[fecho os olhos e caminhamos outra vez, lado a lado, à beira mar. está frio e entra mais areia nas minhas botas a cada passo dado, mas eu não me importo porque estás comigo.
no céu, pintado de um cinzento carregado como promessa de chuva, desenha-se um arco-íris a enfeitar aquela que será sempre a minha cidade; na tua companhia, parece-me ainda mais bonita. pensas tirar uma foto mas atrapalhas-te todo com o telemóvel; desistes. vou guardar esta imagem na memória, anuncias. espero que ainda a tenhas.
pelo canto do olho, observo cada um dos teus movimentos: sinto-me pequenina ao pé de ti e isso nada tem a ver com o facto de seres estupidamente mais alto. a forma desajeitada como caminhas sobre a areia faz-me sorrir - a tua confiança condimentada com uma dose de timidez torna-te absolutamente irresistível. soube-o nesse dia.

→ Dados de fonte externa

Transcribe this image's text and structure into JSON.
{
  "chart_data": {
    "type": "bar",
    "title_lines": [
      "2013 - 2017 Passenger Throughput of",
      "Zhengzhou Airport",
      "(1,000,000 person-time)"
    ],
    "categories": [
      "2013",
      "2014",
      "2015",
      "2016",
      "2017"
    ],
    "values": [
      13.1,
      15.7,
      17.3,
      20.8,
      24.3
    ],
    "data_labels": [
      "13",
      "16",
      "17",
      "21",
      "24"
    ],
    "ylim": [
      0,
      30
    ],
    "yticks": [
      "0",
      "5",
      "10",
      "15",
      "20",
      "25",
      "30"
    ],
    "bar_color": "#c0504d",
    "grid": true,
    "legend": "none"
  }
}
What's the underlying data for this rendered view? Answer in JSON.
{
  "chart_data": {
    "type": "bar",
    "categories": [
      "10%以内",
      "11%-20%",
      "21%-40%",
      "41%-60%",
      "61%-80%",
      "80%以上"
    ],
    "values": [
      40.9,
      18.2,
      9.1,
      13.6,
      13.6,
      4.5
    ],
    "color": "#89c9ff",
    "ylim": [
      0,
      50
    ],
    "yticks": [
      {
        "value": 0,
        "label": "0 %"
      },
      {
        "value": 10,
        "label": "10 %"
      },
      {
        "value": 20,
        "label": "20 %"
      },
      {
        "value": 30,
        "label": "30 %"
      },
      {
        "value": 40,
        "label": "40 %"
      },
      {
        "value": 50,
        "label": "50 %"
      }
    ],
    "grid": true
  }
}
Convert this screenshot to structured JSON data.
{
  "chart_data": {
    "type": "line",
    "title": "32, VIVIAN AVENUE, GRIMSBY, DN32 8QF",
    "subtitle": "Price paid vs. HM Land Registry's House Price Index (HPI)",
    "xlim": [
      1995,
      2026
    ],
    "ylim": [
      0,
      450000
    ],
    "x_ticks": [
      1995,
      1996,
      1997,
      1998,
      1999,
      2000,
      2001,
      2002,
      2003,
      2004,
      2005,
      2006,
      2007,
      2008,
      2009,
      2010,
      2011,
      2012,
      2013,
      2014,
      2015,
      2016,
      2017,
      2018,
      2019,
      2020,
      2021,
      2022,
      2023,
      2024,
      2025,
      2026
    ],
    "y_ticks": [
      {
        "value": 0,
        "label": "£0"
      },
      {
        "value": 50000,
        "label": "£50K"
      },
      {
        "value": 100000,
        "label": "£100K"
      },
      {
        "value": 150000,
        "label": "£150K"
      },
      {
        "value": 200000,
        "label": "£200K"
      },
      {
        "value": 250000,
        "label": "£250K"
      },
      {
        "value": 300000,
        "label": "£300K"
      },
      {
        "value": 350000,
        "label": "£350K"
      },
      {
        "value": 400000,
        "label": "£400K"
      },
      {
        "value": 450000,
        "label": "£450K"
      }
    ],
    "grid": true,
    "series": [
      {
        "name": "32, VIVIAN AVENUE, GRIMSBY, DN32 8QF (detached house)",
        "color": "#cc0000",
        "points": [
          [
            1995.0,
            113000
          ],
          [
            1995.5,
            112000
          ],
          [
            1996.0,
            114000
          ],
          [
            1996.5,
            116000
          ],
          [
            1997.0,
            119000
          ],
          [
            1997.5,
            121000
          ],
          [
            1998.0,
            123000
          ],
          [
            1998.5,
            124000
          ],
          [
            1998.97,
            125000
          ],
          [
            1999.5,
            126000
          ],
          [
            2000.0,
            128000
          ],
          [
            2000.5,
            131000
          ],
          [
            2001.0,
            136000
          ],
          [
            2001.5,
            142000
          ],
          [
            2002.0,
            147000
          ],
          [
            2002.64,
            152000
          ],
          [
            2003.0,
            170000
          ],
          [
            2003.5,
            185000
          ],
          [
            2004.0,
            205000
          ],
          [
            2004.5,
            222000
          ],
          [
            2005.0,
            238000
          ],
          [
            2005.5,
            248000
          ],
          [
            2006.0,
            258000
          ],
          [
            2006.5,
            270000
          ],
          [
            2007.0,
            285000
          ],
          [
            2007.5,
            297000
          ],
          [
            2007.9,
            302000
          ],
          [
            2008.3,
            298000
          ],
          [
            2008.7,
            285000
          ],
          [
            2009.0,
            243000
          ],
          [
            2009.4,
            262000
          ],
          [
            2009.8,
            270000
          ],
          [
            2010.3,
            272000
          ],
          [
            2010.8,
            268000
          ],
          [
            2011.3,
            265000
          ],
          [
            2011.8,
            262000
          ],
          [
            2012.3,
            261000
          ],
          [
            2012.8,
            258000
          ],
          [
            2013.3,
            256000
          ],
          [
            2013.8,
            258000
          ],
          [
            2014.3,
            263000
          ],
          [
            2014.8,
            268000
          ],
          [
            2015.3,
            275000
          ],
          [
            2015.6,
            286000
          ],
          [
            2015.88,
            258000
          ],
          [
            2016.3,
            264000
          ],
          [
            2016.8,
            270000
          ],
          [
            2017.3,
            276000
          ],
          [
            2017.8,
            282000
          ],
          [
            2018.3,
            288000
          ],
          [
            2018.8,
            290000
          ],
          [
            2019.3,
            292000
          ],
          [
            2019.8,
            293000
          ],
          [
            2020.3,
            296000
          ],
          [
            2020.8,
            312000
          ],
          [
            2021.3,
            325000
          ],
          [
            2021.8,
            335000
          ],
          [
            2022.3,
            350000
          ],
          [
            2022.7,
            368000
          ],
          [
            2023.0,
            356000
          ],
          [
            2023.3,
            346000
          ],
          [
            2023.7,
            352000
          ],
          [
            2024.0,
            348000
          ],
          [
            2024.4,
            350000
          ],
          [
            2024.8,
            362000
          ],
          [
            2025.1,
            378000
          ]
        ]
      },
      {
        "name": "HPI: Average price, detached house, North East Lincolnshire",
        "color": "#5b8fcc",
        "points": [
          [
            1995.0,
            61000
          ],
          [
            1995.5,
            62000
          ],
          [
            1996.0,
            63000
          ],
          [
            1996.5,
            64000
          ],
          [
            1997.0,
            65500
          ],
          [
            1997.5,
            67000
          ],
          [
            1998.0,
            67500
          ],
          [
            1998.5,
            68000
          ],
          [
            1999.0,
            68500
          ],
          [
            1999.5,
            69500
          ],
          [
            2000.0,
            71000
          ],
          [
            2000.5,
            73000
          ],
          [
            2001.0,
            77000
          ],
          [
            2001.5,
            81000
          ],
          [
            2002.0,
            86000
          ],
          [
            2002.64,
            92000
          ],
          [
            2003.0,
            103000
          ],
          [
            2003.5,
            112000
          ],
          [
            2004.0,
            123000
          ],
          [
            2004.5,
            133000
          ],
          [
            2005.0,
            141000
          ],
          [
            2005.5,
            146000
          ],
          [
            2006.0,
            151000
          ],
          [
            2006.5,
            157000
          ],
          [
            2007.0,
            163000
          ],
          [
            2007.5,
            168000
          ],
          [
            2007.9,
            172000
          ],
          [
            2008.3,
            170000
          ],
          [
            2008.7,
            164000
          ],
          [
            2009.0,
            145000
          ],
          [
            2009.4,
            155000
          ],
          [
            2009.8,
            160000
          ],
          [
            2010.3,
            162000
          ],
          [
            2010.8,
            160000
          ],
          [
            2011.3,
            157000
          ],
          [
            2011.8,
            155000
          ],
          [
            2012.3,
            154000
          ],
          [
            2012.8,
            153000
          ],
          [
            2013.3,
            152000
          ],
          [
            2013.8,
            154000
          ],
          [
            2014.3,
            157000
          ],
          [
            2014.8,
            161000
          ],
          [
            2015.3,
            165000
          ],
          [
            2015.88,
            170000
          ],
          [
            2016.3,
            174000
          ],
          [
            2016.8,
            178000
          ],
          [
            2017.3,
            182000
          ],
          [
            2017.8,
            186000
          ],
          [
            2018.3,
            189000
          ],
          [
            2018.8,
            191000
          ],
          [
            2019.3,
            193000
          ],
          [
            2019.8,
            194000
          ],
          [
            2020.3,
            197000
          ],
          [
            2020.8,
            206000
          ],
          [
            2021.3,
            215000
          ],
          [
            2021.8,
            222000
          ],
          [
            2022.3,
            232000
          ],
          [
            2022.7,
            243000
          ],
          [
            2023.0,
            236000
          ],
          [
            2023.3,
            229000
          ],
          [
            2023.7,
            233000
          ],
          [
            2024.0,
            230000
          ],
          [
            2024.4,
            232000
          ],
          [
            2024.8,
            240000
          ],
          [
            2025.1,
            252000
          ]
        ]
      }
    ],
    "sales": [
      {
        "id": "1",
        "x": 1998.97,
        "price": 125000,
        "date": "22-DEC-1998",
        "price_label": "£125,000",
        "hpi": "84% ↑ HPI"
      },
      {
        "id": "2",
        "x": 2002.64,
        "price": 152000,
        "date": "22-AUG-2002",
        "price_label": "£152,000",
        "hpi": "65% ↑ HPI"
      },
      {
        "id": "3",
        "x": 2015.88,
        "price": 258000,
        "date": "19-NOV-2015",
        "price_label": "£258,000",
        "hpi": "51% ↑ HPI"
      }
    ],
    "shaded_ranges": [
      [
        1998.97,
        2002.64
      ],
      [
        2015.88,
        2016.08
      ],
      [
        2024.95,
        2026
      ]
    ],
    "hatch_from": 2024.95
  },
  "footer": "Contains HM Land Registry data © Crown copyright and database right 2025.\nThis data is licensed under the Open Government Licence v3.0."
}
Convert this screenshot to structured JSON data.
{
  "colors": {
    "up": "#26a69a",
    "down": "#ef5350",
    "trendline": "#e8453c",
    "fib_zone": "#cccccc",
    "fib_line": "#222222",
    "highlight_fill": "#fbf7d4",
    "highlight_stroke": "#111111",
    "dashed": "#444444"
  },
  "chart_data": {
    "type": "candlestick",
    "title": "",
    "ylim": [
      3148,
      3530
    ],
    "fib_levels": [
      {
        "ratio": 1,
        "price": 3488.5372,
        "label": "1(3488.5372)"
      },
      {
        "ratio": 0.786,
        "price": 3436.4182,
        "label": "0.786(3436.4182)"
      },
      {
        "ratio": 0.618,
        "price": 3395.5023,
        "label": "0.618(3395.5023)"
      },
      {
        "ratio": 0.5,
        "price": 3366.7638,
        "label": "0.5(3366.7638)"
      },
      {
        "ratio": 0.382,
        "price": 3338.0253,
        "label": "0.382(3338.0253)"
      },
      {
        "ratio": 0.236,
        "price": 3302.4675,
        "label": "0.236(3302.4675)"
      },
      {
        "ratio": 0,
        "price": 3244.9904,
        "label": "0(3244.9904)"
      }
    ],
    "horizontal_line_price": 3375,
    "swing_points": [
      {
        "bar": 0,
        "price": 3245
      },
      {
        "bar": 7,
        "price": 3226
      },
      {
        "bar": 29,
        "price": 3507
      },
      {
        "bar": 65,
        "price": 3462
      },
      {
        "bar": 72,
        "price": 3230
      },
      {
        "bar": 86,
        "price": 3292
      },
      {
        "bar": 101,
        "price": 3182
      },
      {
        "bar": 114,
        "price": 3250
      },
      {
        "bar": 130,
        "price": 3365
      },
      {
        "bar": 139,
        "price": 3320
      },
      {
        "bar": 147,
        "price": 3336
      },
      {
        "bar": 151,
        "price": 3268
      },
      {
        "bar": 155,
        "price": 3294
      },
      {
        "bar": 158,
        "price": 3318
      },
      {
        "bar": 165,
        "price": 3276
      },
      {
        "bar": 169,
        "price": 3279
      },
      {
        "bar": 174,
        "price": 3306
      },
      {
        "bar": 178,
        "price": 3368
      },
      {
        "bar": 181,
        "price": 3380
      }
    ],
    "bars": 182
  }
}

quando o céu cumpre com o prometido e as comportas se abrem, corremos para nos abrigar, sem abrigo possível. acabamos os dois, sentados, num banco de madeira com o vento a fustigar-nos nas costas: vês-me a tremer e aproveitas para me abraçar. é a primeira vez que o fazes e sabe-me tão bem que eu tolero o frio, a enregelar cada átomo do meu corpo, só para ficar mais um bocadinho no teu abraço quente. não te quero largar mais.
depois disso, sinto os teus lábios gelados pousados na minha testa. demoramos um tempo absurdo a percorrer o caminho de volta porque páras para me abraçar e para distribuir mais beijinhos entre a minha testa e as bochechas. sinto-me importante, depois de tanto tempo - e, com a cidade desenhada no horizonte a servir de plano de fundo, parece-me que nada poderia correr mal. és demasiado especial para que eu te deixe ir.
abro os olhos - é isto que acontece no fim: penso no início. penso em todas as sensações boas, que agora me vejo obrigada a arquivar, porque a minha tendência é destruir sempre tudo. penso em quanto eu gostava que me fosse possível voltar a moldar esta história e torná-la viável. dar-lhe um final feliz. mas um dia acordei e percebi que gostava demais, outra vez: pudesse eu recomeçar. pudesse eu voltar a este dia e fazer-nos possíveis.
pudesse eu, por uma vez, ser a escolhida da felicidade que parece estar sempre a esquecer-se de mim.]